Fin 2014, l’Agence du médicament européenne (EMA) recommande de renforcer les restrictions d’usage du valproate de sodium (Dépakine, Dépakote, Dépamide, Micropakine et génériques) chez la femme enceinte. L’Agence nationale de sécurité du médicament et des produits de santé (ANSM) met donc en place, en mai 2015, des conditions de prescription et de délivrance (CPD) restreintes à certains spécialistes, qui doivent éviter de prescrire ces médicaments chez toute femme en âge de procréer. En l’absence d’alternative, la patiente doit être parfaitement informée des risques tératogènes et signer un accord de soin qu’elle devra présenter au pharmacien avec son ordonnance.
Ces nouvelles CPD, obligatoires au 1er janvier 2016, éveillent les consciences. La Haute Autorité de santé (HAS) publie une fiche sur les alternatives au valproate et la ministre de la Santé multiplie les décisions. Marisol Touraine impose un logo sur les boîtes de médicaments indiquant clairement qu’il est déconseillé aux femmes enceintes et diligente une enquête de l’Inspection générale des affaires sociales (IGAS). Elle confie à deux magistrats la mission de se prononcer sur le mécanisme d’indemnisation, la date à partir de laquelle l’information aurait dû être donnée et les responsabilités des uns et des autres. Les logiciels d’aide à la prescription et la délivrance seront équipés d’un système d’alerte, l’ANSM doit réévaluer 21 spécialités traitant l’épilepsie et les troubles bipolaires et un fonds d’indemnisation des victimes du valproate va être créé.
Dossier complexe
En février, l’IGAS rend son rapport. Les premières études sur les effets tératogènes du valproate arrivent dans les années 1980, les notifications documentées sur les embryofœtopathies et d’autres anomalies (cardiaques, rénales, de la colonne vertébrale, des membres, du visage) se multiplient, mais glissent sur les autorités sanitaires. En 2000, apparaissent des notifications sur des troubles neurodéveloppementaux. Pour l’IGAS, des mesures d’information des prescripteurs et des patients auraient dû intervenir dès 2004. Ce n’est qu’en 2006 que le valproate est déconseillé en cas de grossesse, et en 2010 que les risques de grossesse sous valproate sont clairement mentionnés dans le RCP. Le premier volet d’une étude menée par l’ANSM et l’assurance-maladie est dévoilé en août : entre 2007 et 2014, 14 322 grossesses ont été exposées à l’acide valproïque. Le second volet, attendu en janvier, porte sur les 8 701 enfants nés vivants de mère sous valproate sur cette même période.

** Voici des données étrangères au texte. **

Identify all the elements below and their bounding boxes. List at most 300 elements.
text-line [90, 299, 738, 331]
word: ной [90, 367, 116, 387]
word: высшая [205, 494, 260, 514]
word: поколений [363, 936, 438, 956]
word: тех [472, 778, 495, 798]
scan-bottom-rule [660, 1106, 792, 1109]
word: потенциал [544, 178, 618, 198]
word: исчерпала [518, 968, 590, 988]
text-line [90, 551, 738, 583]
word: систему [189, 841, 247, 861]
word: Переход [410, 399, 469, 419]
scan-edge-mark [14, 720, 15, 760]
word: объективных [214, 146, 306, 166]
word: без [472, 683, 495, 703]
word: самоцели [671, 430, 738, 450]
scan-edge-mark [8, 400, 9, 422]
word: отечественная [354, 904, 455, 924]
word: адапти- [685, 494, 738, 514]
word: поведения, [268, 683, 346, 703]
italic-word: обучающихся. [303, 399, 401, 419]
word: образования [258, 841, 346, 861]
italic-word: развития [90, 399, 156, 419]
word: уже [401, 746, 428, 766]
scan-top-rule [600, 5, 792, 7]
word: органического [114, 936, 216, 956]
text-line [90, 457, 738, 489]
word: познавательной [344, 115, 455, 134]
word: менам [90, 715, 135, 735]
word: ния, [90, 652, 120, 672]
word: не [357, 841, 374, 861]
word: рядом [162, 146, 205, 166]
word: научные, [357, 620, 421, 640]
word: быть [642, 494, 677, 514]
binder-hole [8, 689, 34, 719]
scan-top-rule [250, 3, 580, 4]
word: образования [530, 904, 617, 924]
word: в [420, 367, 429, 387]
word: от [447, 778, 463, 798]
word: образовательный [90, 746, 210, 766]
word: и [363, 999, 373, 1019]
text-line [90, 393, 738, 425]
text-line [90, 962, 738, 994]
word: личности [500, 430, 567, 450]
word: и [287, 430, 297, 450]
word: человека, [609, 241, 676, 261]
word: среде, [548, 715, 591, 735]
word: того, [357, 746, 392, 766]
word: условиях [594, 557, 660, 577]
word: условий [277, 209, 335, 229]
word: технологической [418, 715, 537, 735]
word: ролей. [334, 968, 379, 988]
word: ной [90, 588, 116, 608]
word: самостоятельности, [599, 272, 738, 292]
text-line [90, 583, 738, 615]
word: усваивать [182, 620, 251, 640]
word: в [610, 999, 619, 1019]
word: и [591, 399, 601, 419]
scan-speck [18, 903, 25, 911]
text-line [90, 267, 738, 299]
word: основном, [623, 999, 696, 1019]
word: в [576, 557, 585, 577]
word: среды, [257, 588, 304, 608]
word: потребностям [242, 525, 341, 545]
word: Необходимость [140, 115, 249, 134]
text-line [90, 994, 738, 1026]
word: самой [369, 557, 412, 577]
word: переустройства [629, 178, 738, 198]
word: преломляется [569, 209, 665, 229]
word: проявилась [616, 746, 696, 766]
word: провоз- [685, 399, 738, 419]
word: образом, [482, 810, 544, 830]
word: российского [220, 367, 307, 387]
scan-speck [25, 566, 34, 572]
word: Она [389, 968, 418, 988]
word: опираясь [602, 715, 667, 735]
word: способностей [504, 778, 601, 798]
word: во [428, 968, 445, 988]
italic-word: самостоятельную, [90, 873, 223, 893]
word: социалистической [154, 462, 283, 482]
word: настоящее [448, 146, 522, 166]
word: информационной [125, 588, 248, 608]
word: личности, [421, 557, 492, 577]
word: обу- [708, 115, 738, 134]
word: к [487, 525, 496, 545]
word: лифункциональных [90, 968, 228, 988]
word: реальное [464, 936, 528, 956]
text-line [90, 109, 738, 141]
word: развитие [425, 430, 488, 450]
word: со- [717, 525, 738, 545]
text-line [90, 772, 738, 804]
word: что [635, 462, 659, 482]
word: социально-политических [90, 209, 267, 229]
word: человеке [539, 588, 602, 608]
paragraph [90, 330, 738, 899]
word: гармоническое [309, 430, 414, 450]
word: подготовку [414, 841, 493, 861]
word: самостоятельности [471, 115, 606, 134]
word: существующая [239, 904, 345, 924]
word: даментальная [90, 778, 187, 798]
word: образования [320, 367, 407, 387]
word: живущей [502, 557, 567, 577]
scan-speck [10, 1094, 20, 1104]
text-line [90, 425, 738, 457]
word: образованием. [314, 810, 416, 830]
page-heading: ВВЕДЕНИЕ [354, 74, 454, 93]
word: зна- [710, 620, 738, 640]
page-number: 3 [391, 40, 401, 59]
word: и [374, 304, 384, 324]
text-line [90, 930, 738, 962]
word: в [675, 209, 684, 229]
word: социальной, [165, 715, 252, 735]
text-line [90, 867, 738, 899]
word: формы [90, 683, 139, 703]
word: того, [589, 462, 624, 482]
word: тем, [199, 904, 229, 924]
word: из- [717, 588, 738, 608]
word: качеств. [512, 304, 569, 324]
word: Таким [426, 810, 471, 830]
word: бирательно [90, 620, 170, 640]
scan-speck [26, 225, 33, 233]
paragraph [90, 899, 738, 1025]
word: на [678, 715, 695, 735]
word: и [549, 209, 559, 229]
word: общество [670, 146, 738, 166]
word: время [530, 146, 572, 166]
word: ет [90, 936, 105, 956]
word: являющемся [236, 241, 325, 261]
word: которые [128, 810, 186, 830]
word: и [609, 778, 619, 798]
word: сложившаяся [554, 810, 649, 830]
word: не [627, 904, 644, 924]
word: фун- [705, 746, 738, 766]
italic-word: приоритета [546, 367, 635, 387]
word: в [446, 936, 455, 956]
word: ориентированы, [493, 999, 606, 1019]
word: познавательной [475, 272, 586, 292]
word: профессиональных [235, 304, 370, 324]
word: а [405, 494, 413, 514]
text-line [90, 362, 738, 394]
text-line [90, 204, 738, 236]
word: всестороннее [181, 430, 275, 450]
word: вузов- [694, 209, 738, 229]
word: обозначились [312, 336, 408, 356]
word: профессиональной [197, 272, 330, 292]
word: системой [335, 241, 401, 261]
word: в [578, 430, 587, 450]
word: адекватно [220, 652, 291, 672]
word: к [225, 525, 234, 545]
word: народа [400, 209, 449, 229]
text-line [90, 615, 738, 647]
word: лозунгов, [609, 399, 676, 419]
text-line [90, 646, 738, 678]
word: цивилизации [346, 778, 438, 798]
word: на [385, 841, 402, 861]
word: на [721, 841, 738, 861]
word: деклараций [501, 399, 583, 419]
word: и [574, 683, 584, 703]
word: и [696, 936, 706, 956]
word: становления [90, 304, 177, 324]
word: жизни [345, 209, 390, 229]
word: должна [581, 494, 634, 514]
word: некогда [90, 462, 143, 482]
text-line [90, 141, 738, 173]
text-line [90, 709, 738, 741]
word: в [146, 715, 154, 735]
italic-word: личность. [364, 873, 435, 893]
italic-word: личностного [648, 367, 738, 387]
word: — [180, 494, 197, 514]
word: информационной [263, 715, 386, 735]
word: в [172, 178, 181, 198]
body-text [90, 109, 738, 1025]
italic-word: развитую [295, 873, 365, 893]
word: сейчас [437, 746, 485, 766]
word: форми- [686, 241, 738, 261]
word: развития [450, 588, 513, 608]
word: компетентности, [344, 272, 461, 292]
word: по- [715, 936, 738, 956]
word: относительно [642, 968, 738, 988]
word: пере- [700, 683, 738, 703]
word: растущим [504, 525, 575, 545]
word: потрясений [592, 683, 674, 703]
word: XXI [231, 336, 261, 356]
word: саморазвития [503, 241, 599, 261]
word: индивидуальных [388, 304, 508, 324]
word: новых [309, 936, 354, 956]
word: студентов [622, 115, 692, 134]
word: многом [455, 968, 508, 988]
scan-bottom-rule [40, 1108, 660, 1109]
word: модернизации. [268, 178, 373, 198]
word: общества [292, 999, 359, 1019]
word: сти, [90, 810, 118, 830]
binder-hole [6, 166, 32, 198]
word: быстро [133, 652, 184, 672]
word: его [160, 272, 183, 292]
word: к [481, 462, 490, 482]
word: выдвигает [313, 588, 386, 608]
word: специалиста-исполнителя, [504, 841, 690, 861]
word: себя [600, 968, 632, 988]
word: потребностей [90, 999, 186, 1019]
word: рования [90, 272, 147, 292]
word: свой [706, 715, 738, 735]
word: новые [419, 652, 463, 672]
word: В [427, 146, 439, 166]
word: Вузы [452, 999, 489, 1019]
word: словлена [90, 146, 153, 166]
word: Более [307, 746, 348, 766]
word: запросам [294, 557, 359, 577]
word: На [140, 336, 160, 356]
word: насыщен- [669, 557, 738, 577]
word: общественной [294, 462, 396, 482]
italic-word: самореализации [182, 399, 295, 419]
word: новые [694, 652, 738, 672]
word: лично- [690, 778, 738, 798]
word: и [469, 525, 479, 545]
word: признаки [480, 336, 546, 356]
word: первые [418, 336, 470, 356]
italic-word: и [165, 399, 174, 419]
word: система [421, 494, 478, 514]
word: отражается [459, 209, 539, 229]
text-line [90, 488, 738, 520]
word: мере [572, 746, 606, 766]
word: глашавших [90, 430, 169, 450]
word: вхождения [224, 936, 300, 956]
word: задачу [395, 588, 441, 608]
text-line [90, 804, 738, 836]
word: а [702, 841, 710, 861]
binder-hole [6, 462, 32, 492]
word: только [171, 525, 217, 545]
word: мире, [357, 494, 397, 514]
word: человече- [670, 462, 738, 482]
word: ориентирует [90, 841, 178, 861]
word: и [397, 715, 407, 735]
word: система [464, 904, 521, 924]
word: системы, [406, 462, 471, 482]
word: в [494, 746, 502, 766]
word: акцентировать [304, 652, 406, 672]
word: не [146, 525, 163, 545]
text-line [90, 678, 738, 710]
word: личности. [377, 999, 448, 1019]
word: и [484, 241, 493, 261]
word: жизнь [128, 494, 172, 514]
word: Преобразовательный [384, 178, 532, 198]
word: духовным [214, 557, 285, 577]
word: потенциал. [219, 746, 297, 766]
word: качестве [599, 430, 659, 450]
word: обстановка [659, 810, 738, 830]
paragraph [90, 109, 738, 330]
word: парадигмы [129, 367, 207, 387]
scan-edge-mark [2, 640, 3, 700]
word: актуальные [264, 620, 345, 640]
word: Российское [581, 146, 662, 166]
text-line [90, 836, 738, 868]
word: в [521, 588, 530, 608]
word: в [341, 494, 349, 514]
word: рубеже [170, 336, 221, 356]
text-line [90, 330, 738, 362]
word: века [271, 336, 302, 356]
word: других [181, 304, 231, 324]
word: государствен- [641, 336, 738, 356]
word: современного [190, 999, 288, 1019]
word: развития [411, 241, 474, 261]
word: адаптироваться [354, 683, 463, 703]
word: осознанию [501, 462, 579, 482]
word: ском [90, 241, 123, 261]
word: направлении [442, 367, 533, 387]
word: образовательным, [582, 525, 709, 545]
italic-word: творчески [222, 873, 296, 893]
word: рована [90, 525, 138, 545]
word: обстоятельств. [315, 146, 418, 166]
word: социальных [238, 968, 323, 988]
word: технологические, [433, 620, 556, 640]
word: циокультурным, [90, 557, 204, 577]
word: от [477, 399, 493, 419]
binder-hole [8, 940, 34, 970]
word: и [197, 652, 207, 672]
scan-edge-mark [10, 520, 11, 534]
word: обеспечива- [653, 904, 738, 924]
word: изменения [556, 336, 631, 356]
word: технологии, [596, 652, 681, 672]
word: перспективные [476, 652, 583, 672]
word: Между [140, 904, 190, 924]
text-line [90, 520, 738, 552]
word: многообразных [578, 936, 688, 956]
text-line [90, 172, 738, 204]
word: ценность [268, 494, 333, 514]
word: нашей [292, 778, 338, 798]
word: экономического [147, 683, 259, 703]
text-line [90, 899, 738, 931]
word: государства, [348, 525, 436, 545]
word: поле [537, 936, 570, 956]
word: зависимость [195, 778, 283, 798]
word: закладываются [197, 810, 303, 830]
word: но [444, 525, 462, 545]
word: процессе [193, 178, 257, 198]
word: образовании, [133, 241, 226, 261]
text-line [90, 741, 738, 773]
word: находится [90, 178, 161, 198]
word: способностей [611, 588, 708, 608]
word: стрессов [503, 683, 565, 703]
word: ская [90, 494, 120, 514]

Côté justice, des familles victimes du valproate déposent des plaintes individuelles, puis l’APESAC (Association d’aide aux parents d'enfants souffrant du syndrome de l'anti-convulsivant) fait de même, avant de lancer le 13 décembre dernier une action de groupe contre le Laboratoire Sanofi. Ce dernier attend de la justice qu’elle établisse « les responsabilités dans ce dossier complexe » où sont aussi impliqués « les autorités sanitaires, les médecins et les pharmaciens ».